La Giunta Regionale ha approvato il piano triennale di razionalizzazione e riqualificazione della spesa 2018 – 2020 che, nella parte concernente le spese sostenute dalla Regione Lazio per i numeri verdi Cup per la prenotazione di visite specialistiche prevede l’abbattimento dei costi limitando la gratuità di tale numero solo per le chiamate da rete fissa. La novità non ha lasciato indifferenti cittadini e amministratori del Lazio, suscitando rimostranze e polemiche.

Maurizia Barboni

Anche la delegata alla Sanità dell’Amministrazione Comunale di Terracina, Maurizia Barboni, prende posizione sul provvedimento: “Mi sembra un’iniziativa che denuncia insensibilità verso i cittadini e che complica ulteriormente una situazione già al collasso. La sanità regionale vive un’epoca di forte disagio e ridimensionamento e a pagarne le conseguenze sono innanzitutto i cittadini, oltre agli operatori. La prenotazione di un prestazione, visto l’altissimo numero di richieste, è già di per sé un’operazione per niente semplice.

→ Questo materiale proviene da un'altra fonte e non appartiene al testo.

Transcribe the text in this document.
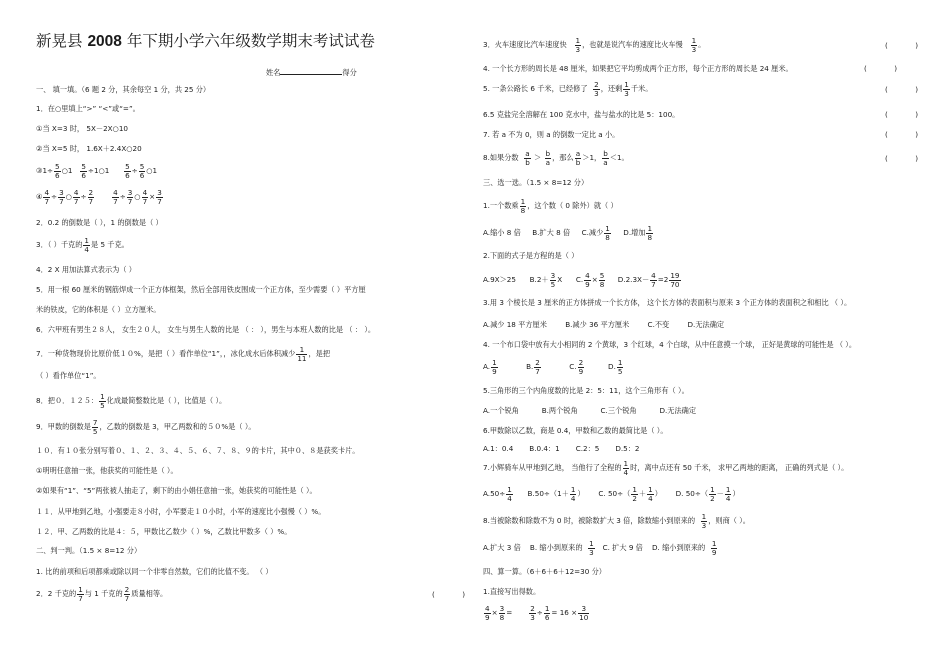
新晃县 2008 年下期小学六年级数学期末考试试卷
姓名	得分
一、 填一填。（6 题 2 分，其余每空 1 分，共 25 分）
1．在○里填上“>” “<”或“=”。
①当 X=3 时， 5X－2X○10
②当 X=5 时， 1.6X＋2.4X○20
③1÷ $\frac{5}{6}$ ○1 $\frac{5}{6}$ ÷1○1 $\frac{5}{6} \div \frac{5}{6}$ ○1
④ $\frac{4}{7} \div \frac{3}{7}$ ○ $\frac{4}{7} \div \frac{2}{7}$
	$\frac{4}{7} \div \frac{3}{7}$ ○ $\frac{4}{7} \times \frac{3}{7}$
2．0.2 的倒数是（ ），1 的倒数是（ ）
3．（ ）千克的 $\frac{1}{4}$ 是 5 千克。
4．2 X 用加法算式表示为（ ）
5．用一根 60 厘米的钢筋焊成一个正方体框架，然后全部用铁皮围成一个正方体，至少需要（ ）平方厘
米的铁皮，它的体积是（ ）立方厘米。
6．六甲班有男生２８人， 女生２０人， 女生与男生人数的比是 （ ： ），男生与本班人数的比是 （ ： ）。
7．一种货物现价比原价低１０%，是把（ ）看作单位“1”，，冰化成水后体积减少 $\frac{1}{11}$ ，是把
（ ）看作单位“1”。
8．把０．１２５： $\frac{1}{5}$ 化成最简整数比是（ ），比值是（ ）。
9．甲数的倒数是 $\frac{7}{5}$ ，乙数的倒数是 3，甲乙两数和的５０%是（ ）。
１０．有１０张分别写着０、１、２、３、４、５、６、７、８、９的卡片，其中０、８是获奖卡片。
①明明任意抽一张，他获奖的可能性是（ ）。
②如果有“1”、“5”两张被人抽走了，剩下的由小娟任意抽一张，她获奖的可能性是（ ）。
１１．从甲地到乙地，小强要走８小时，小军要走１０小时，小军的速度比小强慢（ ）%。
１２．甲、乙两数的比是４：５，甲数比乙数少（ ）%，乙数比甲数多（ ）%。
二、判一判。（1.5 × 8=12 分）
1. 比的前项和后项都乘或除以同一个非零自然数，它们的比值不变。 （ ）
2．2 千克的 $\frac{1}{7}$ 与 1 千克的 $\frac{2}{7}$ 质量相等。	(            )
3．火车速度比汽车速度快 $\frac{1}{3}$ ，也就是说汽车的速度比火车慢 $\frac{1}{3}$ 。	(            )
4. 一个长方形的周长是 48 厘米，如果把它平均剪成两个正方形，每个正方形的周长是 24 厘米。	(            )
5. 一条公路长 6 千米，已经修了 $\frac{2}{3}$ ，还剩 $\frac{1}{3}$ 千米。	(            )
6.5 克盐完全溶解在 100 克水中，盐与盐水的比是 5：100。	(            )
7. 若 a 不为 0，则 a 的倒数一定比 a 小。	(            )
8.如果分数 $\frac{a}{b} > \frac{b}{a}$ ，那么 $\frac{a}{b} >1$， $\frac{b}{a} <1$。	(            )
三、选一选。（1.5 × 8=12 分）
1.一个数乘 $\frac{1}{8}$ ，这个数（ 0 除外）就（ ）
A.缩小 8 倍 B.扩大 8 倍 C.减少 $\frac{1}{8} D$.增加 $\frac{1}{8}$
2.下面的式子是方程的是（ ）
A.9X＞25 $B.2+ \frac{3}{5}$ X C. $\frac{4}{9} \times \frac{5}{8} D.2.3X- \frac{4}{7} =2 \frac{19}{70}$
3.用 3 个棱长是 3 厘米的正方体拼成一个长方体， 这个长方体的表面积与原来 3 个正方体的表面积之和相比 （ ）。
A.减少 18 平方厘米	B.减少 36 平方厘米	C.不变	D.无法确定
4. 一个布口袋中放有大小相同的 2 个黄球，3 个红球，4 个白球，从中任意摸一个球， 正好是黄球的可能性是 （ ）。
A. $\frac{1}{9}$	B. $\frac{2}{7}$	C. $\frac{2}{9}$	D. $\frac{1}{5}$
5.三角形的三个内角度数的比是 2：5：11，这个三角形有（ ）。
A.一个锐角	B.两个锐角	C.三个锐角	D.无法确定
6.甲数除以乙数，商是 0.4，甲数和乙数的最简比是（ ）。
A.1：0.4 B.0.4：1 C.2：5 D.5：2
7.小辉骑车从甲地到乙地， 当他行了全程的 $\frac{1}{4}$ 时，离中点还有 50 千米， 求甲乙两地的距离， 正确的列式是（ ）。
$A.50\div \frac{1}{4} B.50\div(1+ \frac{1}{4}$ ） C. $50\div( \frac{1}{2} + \frac{1}{4}$ ） D. $50\div( \frac{1}{2} - \frac{1}{4}$ ）
8.当被除数和除数不为 0 时，被除数扩大 3 倍，除数缩小到原来的 $\frac{1}{3}$ ，则商（ ）。
A.扩大 3 倍 B. 缩小到原来的 $\frac{1}{3} C$. 扩大 9 倍 D. 缩小到原来的 $\frac{1}{9}$
四、算一算。（6＋6＋6＋12=30 分）
1.直接写出得数。
$\frac{4}{9} \times \frac{3}{8} = \frac{2}{3} \div \frac{1}{6} = 16 \times \frac{3}{10}$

Sono tantissime le famiglie che hanno scelto di rinunciare alla telefonia fissa per risparmiare, senza contare che appare del tutto anacronistico porre ostacoli alla comunicazione mobile per la fruizione di servizi essenziali. Dispiace verificare che l’Amministrazione che ha il delicatissimo onere di gestire la Sanità Pubblica si preoccupi di rendere sempre più complicato l’accesso al servizio più prioritario di tutti, perfino chiedendo il pagamento delle telefonate che si aggiunge a quello del ticket. Tutto questo ricordando quanto siano lunghe e indegne di una nazione civile le liste di attesa per l’erogazione della prestazione. Invito il Presidente Zingaretti e l’assessore D’Amato a revocare un provvedimento che penalizza oltremodo i cittadini, in particolare quelli appartenenti alle fasce più deboli”.